- October 22, 2018
- Posted by: The Partners
- Category: Philanthropy Counts
Published May 23, 2016
The Dreaded P-Word
The very term sends shivers and tremors into the heart of even the strong and fearless.
The term is “pledge card.” THE PLEDGE CARD!
Let me set the scene. The presentation was dazzling. The probable donor is very excited about the program. It’s obvious he wants to join you in this cause.
You happen to mention a pledge. In no uncertain terms, he says, “I’ll give this year, but I absolutely won’t sign a Pledge Card.
“I don’t know what the world is going to be like in the next couple years. I don’t want my estate to have to worry about this. I’m concerned about the future. And my health. My finances.”

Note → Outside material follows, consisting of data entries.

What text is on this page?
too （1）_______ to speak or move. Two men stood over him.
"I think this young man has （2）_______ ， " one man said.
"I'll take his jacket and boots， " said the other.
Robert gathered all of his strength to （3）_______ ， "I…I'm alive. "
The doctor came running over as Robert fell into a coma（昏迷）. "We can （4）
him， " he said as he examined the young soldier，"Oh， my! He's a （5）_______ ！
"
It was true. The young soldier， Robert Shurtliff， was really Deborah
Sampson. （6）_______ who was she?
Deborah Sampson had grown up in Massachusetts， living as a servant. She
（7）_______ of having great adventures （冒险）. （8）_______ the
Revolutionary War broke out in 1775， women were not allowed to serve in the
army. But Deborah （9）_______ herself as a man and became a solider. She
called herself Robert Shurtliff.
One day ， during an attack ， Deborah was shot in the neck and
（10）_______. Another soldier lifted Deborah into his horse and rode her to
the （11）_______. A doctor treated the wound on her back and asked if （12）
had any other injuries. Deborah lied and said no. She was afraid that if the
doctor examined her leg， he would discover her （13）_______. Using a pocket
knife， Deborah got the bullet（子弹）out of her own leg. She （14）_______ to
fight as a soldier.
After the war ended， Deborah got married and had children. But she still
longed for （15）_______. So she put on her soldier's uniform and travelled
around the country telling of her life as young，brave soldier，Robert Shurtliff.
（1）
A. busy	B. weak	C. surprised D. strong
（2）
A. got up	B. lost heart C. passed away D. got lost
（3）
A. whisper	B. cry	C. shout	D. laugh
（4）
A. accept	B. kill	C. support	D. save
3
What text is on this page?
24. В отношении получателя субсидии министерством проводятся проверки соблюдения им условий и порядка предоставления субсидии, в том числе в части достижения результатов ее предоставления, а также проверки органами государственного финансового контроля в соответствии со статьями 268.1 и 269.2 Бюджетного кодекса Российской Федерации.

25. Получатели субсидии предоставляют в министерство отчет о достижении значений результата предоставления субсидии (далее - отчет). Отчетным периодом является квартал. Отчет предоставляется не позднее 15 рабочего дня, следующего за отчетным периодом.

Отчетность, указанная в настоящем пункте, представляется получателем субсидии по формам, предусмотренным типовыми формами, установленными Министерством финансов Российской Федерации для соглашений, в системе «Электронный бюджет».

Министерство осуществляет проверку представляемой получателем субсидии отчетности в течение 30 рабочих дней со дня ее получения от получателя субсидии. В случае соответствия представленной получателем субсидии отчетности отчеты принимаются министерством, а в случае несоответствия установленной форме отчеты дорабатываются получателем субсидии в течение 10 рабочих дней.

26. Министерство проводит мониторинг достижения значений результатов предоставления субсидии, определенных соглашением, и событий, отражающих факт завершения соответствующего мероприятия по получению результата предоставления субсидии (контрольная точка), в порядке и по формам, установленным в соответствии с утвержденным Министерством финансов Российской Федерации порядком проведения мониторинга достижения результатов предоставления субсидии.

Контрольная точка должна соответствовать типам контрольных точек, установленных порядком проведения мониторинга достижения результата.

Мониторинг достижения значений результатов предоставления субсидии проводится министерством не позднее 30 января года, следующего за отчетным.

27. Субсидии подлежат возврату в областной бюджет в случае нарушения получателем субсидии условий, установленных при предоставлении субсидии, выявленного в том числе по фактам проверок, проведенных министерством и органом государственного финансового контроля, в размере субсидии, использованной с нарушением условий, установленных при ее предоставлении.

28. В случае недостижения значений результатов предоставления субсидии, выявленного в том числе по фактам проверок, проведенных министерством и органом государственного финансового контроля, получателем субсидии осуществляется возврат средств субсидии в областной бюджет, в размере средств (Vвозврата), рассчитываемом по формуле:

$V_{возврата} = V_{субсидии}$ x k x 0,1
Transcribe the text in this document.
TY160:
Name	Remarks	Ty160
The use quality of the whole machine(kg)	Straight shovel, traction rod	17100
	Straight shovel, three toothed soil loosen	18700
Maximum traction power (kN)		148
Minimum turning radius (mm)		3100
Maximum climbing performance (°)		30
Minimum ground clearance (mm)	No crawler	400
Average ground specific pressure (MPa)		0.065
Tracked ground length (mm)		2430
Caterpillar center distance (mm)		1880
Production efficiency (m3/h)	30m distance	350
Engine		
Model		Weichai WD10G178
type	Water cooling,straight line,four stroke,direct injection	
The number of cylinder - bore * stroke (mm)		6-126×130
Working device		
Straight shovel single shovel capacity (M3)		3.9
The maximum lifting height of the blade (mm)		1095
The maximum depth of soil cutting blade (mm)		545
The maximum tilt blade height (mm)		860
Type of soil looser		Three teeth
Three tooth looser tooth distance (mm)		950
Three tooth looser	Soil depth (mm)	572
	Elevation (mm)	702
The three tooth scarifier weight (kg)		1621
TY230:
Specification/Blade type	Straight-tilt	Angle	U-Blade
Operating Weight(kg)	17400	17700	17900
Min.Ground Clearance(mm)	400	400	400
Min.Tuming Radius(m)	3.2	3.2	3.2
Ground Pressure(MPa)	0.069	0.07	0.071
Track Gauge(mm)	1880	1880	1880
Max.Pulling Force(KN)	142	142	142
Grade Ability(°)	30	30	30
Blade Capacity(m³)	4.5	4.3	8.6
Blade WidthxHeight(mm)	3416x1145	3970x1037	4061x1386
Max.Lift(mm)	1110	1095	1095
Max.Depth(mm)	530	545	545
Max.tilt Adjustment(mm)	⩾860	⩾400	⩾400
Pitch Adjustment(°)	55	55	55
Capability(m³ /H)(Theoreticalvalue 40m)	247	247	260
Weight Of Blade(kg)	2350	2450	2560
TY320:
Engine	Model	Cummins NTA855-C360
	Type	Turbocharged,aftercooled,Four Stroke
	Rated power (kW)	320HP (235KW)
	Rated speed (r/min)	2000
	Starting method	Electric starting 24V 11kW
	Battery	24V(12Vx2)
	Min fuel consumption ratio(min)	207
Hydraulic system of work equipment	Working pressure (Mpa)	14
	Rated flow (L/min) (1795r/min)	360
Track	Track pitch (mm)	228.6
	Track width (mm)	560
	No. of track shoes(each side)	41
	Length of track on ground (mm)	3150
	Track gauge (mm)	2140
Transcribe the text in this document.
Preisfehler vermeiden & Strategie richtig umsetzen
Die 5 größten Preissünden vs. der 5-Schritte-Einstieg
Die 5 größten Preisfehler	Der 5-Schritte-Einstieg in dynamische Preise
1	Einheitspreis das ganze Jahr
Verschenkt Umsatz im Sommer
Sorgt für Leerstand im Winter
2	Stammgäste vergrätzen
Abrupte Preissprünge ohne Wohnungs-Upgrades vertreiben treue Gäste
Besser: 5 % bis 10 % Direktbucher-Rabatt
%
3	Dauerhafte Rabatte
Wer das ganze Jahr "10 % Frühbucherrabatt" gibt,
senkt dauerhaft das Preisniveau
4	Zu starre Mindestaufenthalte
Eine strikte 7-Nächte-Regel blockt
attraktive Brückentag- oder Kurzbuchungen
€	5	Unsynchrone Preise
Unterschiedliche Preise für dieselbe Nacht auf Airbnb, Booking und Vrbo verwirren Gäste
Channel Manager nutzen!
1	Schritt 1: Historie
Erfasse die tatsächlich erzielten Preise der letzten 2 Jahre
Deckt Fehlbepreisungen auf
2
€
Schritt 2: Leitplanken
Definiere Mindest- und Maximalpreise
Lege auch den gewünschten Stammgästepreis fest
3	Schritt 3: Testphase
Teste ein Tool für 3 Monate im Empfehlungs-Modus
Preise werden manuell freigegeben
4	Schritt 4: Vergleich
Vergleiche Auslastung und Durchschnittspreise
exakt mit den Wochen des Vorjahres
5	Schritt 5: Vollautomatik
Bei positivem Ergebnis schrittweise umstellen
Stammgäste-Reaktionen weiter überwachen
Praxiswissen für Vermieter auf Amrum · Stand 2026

I’ve heard it so often, I wondered why I don’t do something about it.
Well . . . I did.
I eschewed the dreaded word pledge. I now call it a Gift Card.
Changing the name may seem a trifling difference. (It’s the trifling differences that make a big difference!).
I make it clear in the Gift Card that it is not legally binding. It only reflects the donor’s intention of wanting to do something in the future. The wording goes something like this:
It is my intention over the next three years to make a gift to ABC of $100,000. If for any reason at all I find I am not able to make a payment following the first year, I will call the Development Office. They will postpone or cancel my gift, at my choice. I understand this Gift of Intention is not legally binding and does not encumber my estate.
I make it clear to the donor that this represents only their intention. “It’s not legally binding. It only represents what you would like to do, assuming your health is good, the family is doing well, and business is in good condition. You can cancel at any time you wish.”
Your Finance Office will tell you it can’t be counted because it isn’t irrevocable. And I say, don’t let the Finance Office run your campaign. If necessary, they can keep a separate set of books about what they want to count.
The amazing thing is, there is less attrition on Gifts of Intent than there are on legally binding pledges. Tell that to your Finance Office!